El TSV 1860 se encuentra delante de un montón de escombros. De nuevo.

Ismaik salvó al club de la quiebra cuando llegó en 2011, pero la relación entre el jordano y el histórico club de Múnich nunca ha sido feliz, también porque nunca quiso aceptar la regla 50+1 que existe en el fútbol alemán a favor de los clubes matrices. Quizás nunca lo entendió. Ahora parece haber perdido interés en el proyecto de 1860.

Su publicación en Facebook del miércoles sonó como una despedida. “Durante quince años he creído en este club y lo he apoyado lo mejor que he podido”, escribió. Ismaik ya había buscado un comprador para sus acciones el año pasado y estuvo cerca de cerrar un acuerdo con un holding suizo antes de que la oferta le resultara poco fiable.

Hay que reducir el presupuesto del equipo.

Más recientemente, el ex jugador de la selección nacional Thomas Hitzlsperger y un grupo liderado por Markus Rejek, ex director ejecutivo de Sixty, expresaron interés en unirse al equipo y dijeron que ya habían tenido “discusiones constructivas”. “Pero en general todo debe ser bueno.

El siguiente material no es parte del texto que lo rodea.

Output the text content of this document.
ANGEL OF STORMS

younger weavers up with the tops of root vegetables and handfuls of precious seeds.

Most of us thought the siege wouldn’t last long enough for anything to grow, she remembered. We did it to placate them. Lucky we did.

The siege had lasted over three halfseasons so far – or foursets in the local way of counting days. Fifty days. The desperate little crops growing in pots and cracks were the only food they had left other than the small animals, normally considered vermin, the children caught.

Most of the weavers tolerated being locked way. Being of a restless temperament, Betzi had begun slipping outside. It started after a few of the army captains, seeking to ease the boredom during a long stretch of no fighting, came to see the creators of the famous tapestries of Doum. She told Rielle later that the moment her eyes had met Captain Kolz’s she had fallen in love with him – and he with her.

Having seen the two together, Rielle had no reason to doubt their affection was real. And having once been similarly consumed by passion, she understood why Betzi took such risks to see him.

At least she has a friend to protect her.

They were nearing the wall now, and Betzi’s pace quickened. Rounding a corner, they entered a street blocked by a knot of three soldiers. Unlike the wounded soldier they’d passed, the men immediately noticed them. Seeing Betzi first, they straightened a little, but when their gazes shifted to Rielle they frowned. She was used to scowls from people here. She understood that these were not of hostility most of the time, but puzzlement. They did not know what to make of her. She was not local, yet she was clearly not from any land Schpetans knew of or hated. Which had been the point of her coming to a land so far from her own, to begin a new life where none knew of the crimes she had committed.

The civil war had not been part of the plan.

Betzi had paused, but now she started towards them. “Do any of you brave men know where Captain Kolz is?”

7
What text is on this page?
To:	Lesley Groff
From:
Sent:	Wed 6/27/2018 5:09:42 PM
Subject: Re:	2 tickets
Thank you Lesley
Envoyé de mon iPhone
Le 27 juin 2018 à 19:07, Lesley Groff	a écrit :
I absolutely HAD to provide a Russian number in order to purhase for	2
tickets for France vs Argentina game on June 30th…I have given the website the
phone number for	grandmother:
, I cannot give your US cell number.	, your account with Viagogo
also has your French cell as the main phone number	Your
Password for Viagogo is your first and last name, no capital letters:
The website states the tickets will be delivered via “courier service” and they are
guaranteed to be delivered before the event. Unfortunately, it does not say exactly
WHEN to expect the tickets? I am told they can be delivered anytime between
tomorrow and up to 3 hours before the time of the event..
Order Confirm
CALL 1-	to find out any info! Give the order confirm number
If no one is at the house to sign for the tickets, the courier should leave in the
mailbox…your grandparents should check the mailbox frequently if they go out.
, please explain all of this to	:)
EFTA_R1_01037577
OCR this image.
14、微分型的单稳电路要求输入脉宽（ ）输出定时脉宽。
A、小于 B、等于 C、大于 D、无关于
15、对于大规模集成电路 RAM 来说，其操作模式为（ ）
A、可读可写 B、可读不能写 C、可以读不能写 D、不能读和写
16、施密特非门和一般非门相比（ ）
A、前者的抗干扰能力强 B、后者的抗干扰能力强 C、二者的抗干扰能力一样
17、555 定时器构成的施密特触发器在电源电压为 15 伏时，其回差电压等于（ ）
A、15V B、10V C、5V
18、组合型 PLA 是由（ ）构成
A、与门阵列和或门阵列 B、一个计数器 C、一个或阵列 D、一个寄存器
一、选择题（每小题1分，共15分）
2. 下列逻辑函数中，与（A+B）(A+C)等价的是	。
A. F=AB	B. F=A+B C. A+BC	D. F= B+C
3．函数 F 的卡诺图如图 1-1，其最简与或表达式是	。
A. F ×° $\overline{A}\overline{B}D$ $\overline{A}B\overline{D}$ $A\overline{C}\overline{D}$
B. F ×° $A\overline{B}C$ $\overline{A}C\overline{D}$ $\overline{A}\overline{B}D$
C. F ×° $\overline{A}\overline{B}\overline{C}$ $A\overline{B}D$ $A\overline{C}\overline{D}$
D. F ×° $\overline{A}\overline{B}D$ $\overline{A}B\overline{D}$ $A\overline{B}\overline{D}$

Por el momento está descansado”, dijo a mediados de mayo en el programa “Blickpunkt Sport” de la televisión bávara. Hitzlsperger no hizo comentarios sobre este asunto en este momento cuando se le preguntó.

Mientras que Ismaik puede estar intentando deshacerse de sus acciones, que han perdido valor, Mang debe intentar fijar el rumbo para la nueva temporada. Deportiva y económicamente. El presupuesto del equipo, que asciende a poco más de seis millones de euros, debe reducirse significativamente. Según el periódico Bild, sólo ocho jugadores tienen contrato válido para el campeonato regional. Después de todo, el equipo sub-21 ganó el título de la Bayernliga la temporada pasada y podría servir de marco para el equipo de la Regionalliga. Es poco probable que el entrenador Markus Kauczinski se quede.

Mang, que asumió la presidencia hace poco menos de un año, prometió “fundar el club ahora y mirar hacia adelante”. Creo que también podría ser una oportunidad para toda la sociedad.” Quizás un nuevo comienzo. Uno sin Hasan Ismaik.